The FFU is designed based on the CubeSat Design Specification and resembles a single unit (1U) CubeSat (cubesat.org). With the outer dimensions of 10 x 10 x 13 cm³ an a weight of about 1.3 kg it is very close to conventional 1U CubeSats. It features the main subsystems required to operate a satellite.
- The electrical power system distributes power to other subsystems and turns them on/off as required.
- The payload, command and data handling controls the different operations onboard the satellite. It gathers and stores data.
- The communication system is sending GPS data via Globalstar satellites to the TUPEX-6 ground station.

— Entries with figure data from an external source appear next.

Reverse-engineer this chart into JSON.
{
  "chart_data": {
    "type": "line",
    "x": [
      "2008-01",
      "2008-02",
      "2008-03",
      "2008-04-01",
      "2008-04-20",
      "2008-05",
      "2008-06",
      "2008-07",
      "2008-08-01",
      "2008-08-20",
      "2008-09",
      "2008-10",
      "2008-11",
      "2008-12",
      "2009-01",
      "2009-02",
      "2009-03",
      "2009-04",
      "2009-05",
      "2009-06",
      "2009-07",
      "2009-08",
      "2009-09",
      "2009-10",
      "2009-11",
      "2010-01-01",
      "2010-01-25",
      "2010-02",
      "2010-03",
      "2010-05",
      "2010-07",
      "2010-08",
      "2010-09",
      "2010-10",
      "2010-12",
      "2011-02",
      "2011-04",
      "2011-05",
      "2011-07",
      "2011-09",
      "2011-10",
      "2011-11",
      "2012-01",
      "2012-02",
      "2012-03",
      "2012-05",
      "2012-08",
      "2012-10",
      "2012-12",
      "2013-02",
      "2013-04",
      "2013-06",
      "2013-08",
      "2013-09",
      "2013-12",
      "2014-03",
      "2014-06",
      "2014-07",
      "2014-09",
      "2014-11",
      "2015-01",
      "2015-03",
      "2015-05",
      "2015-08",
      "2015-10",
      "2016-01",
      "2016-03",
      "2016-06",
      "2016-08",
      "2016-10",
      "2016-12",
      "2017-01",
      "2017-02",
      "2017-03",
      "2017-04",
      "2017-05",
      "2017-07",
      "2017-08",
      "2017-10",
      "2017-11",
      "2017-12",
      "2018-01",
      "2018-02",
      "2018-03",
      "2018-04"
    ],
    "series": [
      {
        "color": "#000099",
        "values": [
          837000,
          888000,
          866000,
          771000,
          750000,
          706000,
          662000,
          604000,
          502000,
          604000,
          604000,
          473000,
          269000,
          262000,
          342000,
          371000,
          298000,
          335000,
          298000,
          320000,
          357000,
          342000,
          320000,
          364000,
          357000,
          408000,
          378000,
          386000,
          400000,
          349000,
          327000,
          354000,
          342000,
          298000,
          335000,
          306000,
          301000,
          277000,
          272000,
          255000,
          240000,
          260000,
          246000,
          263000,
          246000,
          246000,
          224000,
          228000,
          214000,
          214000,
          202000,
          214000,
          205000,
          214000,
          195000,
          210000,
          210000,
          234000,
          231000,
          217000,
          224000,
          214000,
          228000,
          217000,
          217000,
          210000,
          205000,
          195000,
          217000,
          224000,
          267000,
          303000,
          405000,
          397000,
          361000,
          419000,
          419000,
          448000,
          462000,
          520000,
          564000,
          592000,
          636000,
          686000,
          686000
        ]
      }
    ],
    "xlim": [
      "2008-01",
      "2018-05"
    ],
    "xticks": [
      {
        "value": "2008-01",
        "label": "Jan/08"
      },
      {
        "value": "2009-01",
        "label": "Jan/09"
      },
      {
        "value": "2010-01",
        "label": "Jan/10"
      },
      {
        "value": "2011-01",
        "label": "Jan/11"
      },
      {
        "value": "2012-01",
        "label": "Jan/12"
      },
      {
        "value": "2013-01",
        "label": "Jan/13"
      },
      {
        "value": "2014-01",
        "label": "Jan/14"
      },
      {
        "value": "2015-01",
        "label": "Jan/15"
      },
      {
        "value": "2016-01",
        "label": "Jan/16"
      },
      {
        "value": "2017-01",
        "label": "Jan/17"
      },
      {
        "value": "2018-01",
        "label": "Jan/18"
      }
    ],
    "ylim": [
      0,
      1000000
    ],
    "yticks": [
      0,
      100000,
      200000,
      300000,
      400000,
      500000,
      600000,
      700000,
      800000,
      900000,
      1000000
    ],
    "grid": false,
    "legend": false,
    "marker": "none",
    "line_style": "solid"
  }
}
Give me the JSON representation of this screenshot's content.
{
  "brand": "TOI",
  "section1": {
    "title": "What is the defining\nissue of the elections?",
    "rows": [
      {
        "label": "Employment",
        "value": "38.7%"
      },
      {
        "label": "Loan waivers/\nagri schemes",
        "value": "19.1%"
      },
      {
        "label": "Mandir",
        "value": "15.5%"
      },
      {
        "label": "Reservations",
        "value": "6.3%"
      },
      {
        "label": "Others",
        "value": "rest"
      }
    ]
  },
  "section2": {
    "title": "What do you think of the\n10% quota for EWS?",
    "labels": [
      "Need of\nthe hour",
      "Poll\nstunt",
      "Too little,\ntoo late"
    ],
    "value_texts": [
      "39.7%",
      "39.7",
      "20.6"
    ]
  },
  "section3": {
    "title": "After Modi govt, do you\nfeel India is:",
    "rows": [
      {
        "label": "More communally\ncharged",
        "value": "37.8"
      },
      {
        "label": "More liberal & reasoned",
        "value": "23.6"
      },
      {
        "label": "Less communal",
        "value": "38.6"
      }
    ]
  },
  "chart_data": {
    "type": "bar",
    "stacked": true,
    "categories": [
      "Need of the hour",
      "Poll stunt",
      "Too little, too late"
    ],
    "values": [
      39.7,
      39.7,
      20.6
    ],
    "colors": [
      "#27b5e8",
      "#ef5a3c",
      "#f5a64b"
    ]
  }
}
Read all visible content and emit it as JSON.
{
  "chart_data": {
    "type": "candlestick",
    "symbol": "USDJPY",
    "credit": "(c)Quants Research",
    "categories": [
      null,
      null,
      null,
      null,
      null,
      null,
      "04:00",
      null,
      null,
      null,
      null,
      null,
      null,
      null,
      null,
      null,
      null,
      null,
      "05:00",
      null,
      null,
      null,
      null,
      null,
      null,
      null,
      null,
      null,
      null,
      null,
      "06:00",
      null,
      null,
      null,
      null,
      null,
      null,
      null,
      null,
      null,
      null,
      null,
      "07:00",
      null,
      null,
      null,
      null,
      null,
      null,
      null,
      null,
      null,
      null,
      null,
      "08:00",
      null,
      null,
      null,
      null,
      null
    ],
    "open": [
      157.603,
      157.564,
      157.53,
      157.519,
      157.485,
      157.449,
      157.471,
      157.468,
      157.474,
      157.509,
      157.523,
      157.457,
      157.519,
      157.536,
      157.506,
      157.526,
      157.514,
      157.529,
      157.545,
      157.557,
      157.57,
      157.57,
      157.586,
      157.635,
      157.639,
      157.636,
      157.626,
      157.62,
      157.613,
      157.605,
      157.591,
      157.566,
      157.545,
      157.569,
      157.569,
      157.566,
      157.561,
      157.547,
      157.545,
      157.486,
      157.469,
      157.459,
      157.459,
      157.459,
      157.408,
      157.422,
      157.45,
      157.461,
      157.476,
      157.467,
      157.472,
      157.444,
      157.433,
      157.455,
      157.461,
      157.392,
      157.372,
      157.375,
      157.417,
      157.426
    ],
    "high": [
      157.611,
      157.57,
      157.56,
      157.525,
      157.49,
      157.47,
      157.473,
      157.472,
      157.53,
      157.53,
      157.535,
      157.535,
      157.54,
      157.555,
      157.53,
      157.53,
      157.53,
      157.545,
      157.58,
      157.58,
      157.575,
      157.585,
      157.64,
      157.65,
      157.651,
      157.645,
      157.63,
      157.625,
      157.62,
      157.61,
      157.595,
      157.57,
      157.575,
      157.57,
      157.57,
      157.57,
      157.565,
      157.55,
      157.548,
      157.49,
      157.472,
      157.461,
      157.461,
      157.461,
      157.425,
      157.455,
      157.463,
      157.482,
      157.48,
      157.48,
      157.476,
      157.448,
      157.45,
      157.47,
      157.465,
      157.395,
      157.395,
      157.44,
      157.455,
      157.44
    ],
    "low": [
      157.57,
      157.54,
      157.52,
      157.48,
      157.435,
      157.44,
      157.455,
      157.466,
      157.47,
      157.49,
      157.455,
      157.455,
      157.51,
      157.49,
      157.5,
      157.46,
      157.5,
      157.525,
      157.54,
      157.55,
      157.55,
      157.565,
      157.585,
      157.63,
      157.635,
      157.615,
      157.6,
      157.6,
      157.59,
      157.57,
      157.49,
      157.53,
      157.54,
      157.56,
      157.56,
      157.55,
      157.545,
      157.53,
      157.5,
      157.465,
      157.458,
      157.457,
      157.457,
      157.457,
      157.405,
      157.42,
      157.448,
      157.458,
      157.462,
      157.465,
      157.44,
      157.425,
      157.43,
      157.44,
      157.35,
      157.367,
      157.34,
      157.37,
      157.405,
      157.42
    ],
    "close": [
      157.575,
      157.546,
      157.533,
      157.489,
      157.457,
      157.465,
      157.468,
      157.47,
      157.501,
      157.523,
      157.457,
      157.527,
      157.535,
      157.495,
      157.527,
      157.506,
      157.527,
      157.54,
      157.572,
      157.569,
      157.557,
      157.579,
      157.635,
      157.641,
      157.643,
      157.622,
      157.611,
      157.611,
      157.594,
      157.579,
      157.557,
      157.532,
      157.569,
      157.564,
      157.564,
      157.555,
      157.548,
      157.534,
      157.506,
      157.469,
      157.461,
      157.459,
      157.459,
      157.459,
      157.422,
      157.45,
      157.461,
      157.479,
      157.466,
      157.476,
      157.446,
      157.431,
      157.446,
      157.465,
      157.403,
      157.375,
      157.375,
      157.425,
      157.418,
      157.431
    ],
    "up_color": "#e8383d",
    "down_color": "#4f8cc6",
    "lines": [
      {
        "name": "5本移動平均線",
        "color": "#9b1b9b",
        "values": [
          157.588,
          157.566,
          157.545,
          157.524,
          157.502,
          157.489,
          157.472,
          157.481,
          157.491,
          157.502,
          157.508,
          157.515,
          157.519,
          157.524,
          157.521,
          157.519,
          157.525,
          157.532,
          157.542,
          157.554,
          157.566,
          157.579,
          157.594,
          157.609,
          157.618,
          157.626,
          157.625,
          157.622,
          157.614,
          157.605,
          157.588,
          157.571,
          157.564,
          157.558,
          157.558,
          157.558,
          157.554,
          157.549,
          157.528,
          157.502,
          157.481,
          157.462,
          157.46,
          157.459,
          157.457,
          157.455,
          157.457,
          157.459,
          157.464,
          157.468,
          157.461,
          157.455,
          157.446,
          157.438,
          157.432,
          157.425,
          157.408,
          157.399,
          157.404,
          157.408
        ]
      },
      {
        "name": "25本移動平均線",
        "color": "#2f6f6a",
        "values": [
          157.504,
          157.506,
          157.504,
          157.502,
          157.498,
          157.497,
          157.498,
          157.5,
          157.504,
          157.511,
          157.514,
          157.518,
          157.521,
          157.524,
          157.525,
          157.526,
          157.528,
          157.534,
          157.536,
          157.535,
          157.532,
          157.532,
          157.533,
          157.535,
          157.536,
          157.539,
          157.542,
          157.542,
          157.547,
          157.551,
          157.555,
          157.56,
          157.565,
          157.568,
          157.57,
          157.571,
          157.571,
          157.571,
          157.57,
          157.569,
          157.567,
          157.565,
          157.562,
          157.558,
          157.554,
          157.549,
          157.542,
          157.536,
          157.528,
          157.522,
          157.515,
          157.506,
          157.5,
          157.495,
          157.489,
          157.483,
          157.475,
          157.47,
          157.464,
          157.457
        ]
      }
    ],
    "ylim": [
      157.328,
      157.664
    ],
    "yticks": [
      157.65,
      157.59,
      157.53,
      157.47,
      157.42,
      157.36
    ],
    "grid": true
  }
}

- The attitude control system is made up of four pFDA and is the payload of this mission.
- The automatic packet reporting system (APRS) is another communication system transmitting directly to the TUPEX-6 ground station.
- The recovery system includes a parachute that will be deployed, once the FFU reenters into the inner atmosphere.
A rendering of the FFU.
The APRS is basically a printed circuit board (PCB) with an Antenna. Its primary function is to locate the FFU through GPS after its safe landing. The systems secondary function is sending experiment data during flight to the TUPEX-6 ground station. This is done to still be able to determine the success of the experiment, even in case, the FFU can’t be located via GPS. Additionally, it's planned to include a camera on top of the APRS PCB to snap some fancy pictures in space to show the world.
The back side of the APRS PCB with the TUPEX-6 logo.
The front side of the APRS PCB with the socket for the antenna in the middle.
To fetch the experiment data from the FFU, its recovery is required. Therefore, it is equipt with a recovery system which consists of a parachute deployment system. This system consists of electromagnets that hold the lid in place encapsulating the parachute and its auxiliary components. During the descent, when a favorable altitude is reached electromagnets are deactivated and the springs inside push against the lid to eject the parachute. The parachute will make sure we achive a soft landing on the ground.
The Recovery system also features a GPS Transceiver which detects the location after the parachute has deployed and transmits that information over to us via satellite link. During the assembly of the FFU payload, the recovery system is attached on top of the pFDA payload and made to slide into the outer aluminum body.